Using fslex I would like to return multiple tokens for one pattern but I don't see a way how to accomplish that. Even to use another rule function that returns multiple tokens would work for me.
I am trying to use something like this:
let identifier = [ 'a'-'z' 'A'-'Z' ]+
// ...
rule tokenize = parse
// ...
| '.' identifier '(' { let value = lexeme lexbuf
match operations.TryFind(value) with
// TODO: here is the problem:
// I would like to return like [DOT; op; LPAREN]
| Some op -> op
| None -> ID(value) }
| identifier { ID (lexeme lexbuf) }
// ...
The problem I am trying to solve here is to match for predefined tokens (see: operations
map) only if the identifier
is between .
and (
. Otherwise the match should be returned as an ID
.
I am fairly new to fslex so I am happy for any pointers in the right direction.

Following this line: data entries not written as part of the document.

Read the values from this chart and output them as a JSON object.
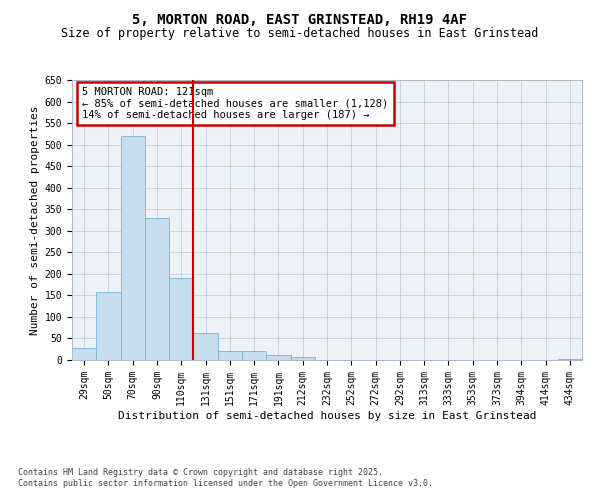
{
  "title": "5, MORTON ROAD, EAST GRINSTEAD, RH19 4AF",
  "subtitle": "Size of property relative to semi-detached houses in East Grinstead",
  "xlabel": "Distribution of semi-detached houses by size in East Grinstead",
  "ylabel": "Number of semi-detached properties",
  "categories": [
    "29sqm",
    "50sqm",
    "70sqm",
    "90sqm",
    "110sqm",
    "131sqm",
    "151sqm",
    "171sqm",
    "191sqm",
    "212sqm",
    "232sqm",
    "252sqm",
    "272sqm",
    "292sqm",
    "313sqm",
    "333sqm",
    "353sqm",
    "373sqm",
    "394sqm",
    "414sqm",
    "434sqm"
  ],
  "values": [
    28,
    158,
    520,
    330,
    190,
    62,
    22,
    22,
    12,
    8,
    0,
    0,
    0,
    0,
    0,
    0,
    0,
    0,
    0,
    0,
    2
  ],
  "bar_color": "#c6dcef",
  "bar_edge_color": "#7ab4d4",
  "vline_x_index": 5,
  "vline_color": "#cc0000",
  "annotation_title": "5 MORTON ROAD: 121sqm",
  "annotation_line1": "← 85% of semi-detached houses are smaller (1,128)",
  "annotation_line2": "14% of semi-detached houses are larger (187) →",
  "annotation_box_color": "#cc0000",
  "ylim": [
    0,
    650
  ],
  "yticks": [
    0,
    50,
    100,
    150,
    200,
    250,
    300,
    350,
    400,
    450,
    500,
    550,
    600,
    650
  ],
  "footer_line1": "Contains HM Land Registry data © Crown copyright and database right 2025.",
  "footer_line2": "Contains public sector information licensed under the Open Government Licence v3.0.",
  "bg_color": "#eef2f7",
  "title_fontsize": 10,
  "subtitle_fontsize": 8.5,
  "axis_label_fontsize": 8,
  "tick_fontsize": 7,
  "footer_fontsize": 6
}
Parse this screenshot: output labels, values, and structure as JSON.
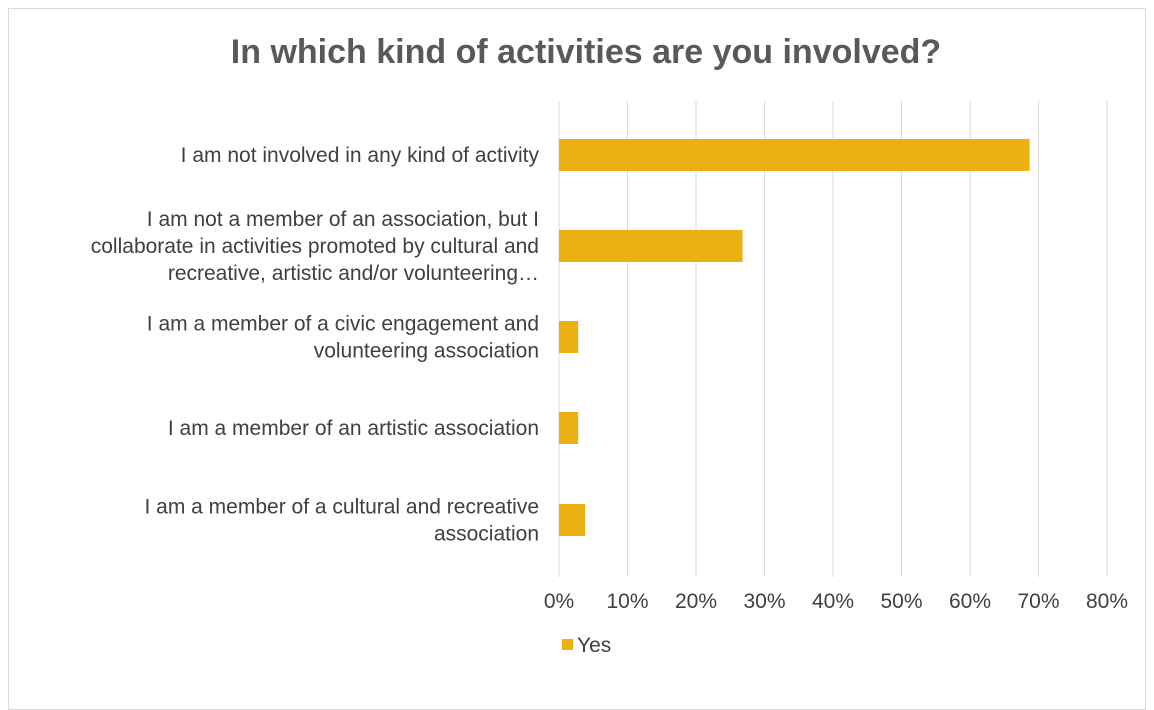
{
  "chart_data": {
    "type": "bar",
    "orientation": "horizontal",
    "title": "In which kind of activities are you involved?",
    "categories": [
      [
        "I am not involved in any kind of activity"
      ],
      [
        "I am not a member of an association, but I",
        "collaborate in activities promoted by cultural and",
        "recreative, artistic and/or volunteering…"
      ],
      [
        "I am a member of a civic engagement and",
        "volunteering association"
      ],
      [
        "I am a member of an artistic association"
      ],
      [
        "I am a member of a cultural and recreative",
        "association"
      ]
    ],
    "series": [
      {
        "name": "Yes",
        "values": [
          68.7,
          26.8,
          2.8,
          2.8,
          3.8
        ]
      }
    ],
    "xlim": [
      0,
      80
    ],
    "ticks": [
      "0%",
      "10%",
      "20%",
      "30%",
      "40%",
      "50%",
      "60%",
      "70%",
      "80%"
    ],
    "grid": true,
    "legend_position": "bottom",
    "colors": {
      "bar": "#ebb012",
      "grid": "#d9d9d9",
      "text": "#404040",
      "title": "#595959"
    }
  }
}
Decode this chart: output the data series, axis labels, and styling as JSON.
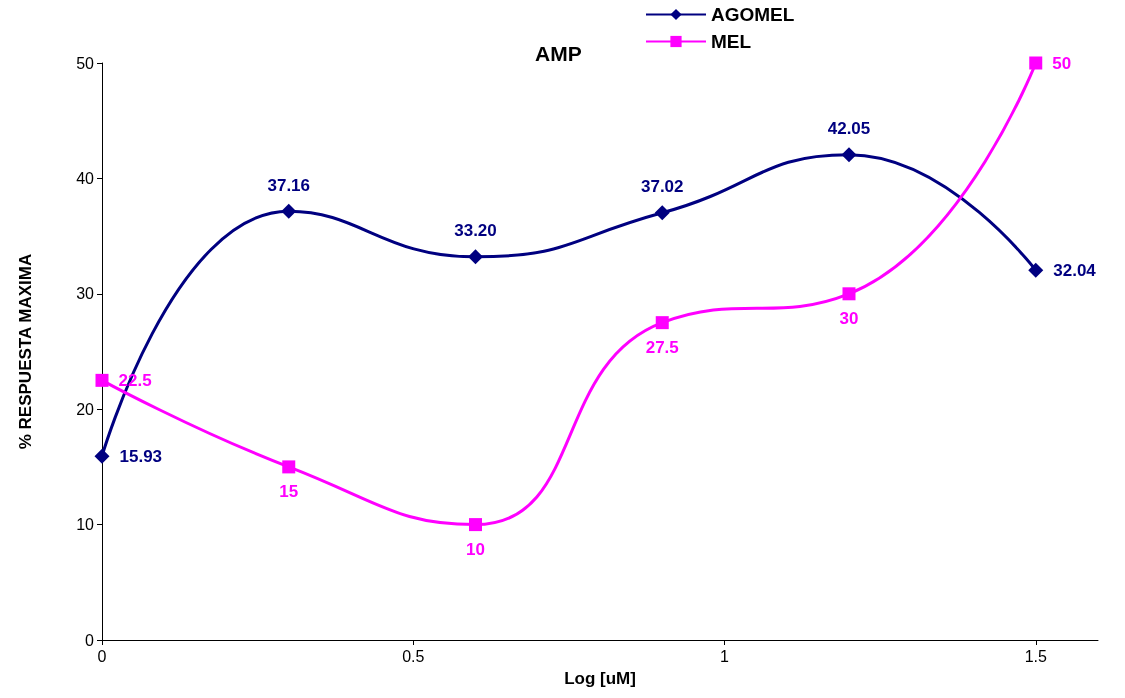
{
  "chart_data": {
    "type": "line",
    "title": "AMP",
    "xlabel": "Log [uM]",
    "ylabel": "% RESPUESTA MAXIMA",
    "x": [
      0,
      0.3,
      0.6,
      0.9,
      1.2,
      1.5
    ],
    "series": [
      {
        "name": "AGOMEL",
        "color": "#000080",
        "marker": "diamond",
        "values": [
          15.93,
          37.16,
          33.2,
          37.02,
          42.05,
          32.04
        ],
        "value_labels": [
          "15.93",
          "37.16",
          "33.20",
          "37.02",
          "42.05",
          "32.04"
        ]
      },
      {
        "name": "MEL",
        "color": "#ff00ff",
        "marker": "square",
        "values": [
          22.5,
          15,
          10,
          27.5,
          30,
          50
        ],
        "value_labels": [
          "22.5",
          "15",
          "10",
          "27.5",
          "30",
          "50"
        ]
      }
    ],
    "xlim": [
      0,
      1.6
    ],
    "xticks": [
      0,
      0.5,
      1,
      1.5
    ],
    "ylim": [
      0,
      50
    ],
    "yticks": [
      0,
      10,
      20,
      30,
      40,
      50
    ],
    "grid": false,
    "legend": "top",
    "line_style": "solid"
  }
}
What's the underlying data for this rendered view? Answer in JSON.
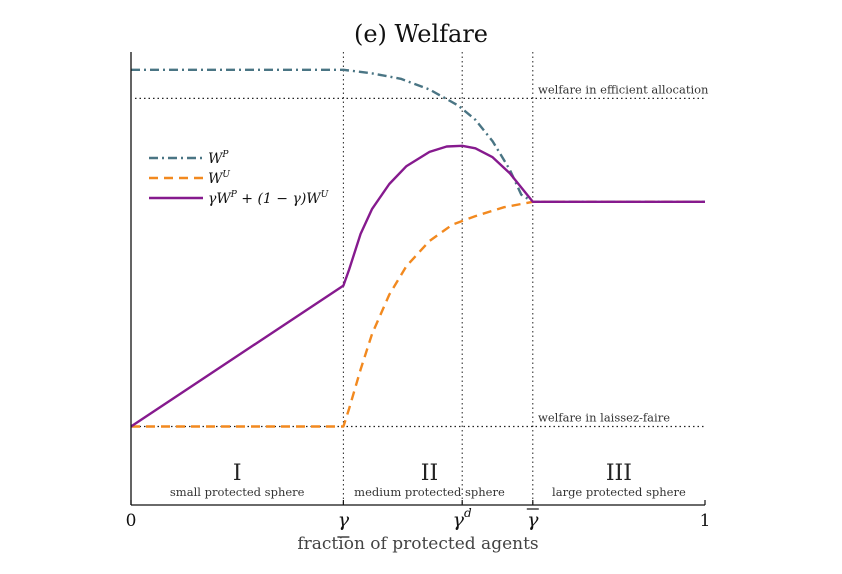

(This is a separate answer)
For this specific case, this might solve your issue better:
...
rule tokenize = parse
...
| '.' { DOT }
| '(' { LPAREN }
| identifier { ID (lexeme lexbuf) }
...
And the usage:
let parse'' text =
let lexbuf = LexBuffer<char>.FromString text
let rec tokenize =
let stack = ref []
fun lexbuf ->
if List.isEmpty !stack then
stack := [Lexer.tokenize lexbuf]
let (token :: stack') = !stack // can never get match failure,
// else the while wouldn't have exited
stack := stack'
// this match fixes the ID to an OP, if necessary
// multiple matches (and not a unified large one),
// else EOF may cause issues - this is quite important
match token with
| DOT ->
match tokenize lexbuf with
| ID id ->
match tokenize lexbuf with
| LPAREN ->
let op = findOp id
stack := op :: LPAREN :: !stack
| t -> stack := ID id :: t :: !stack
| t -> stack := t :: !stack
| _ -> ()
token
Parser.start tokenize lexbuf
This will fix the ID's to be operations, if they are surrounded by DOT and LPAREN, and only then.
P.S.: I have 3 separate matches, because a unified match would require either using Lazy<_>
values (which will make it even less readable), or will fail on a sequence of [DOT; EOF]
, because it'd expect an additional third token.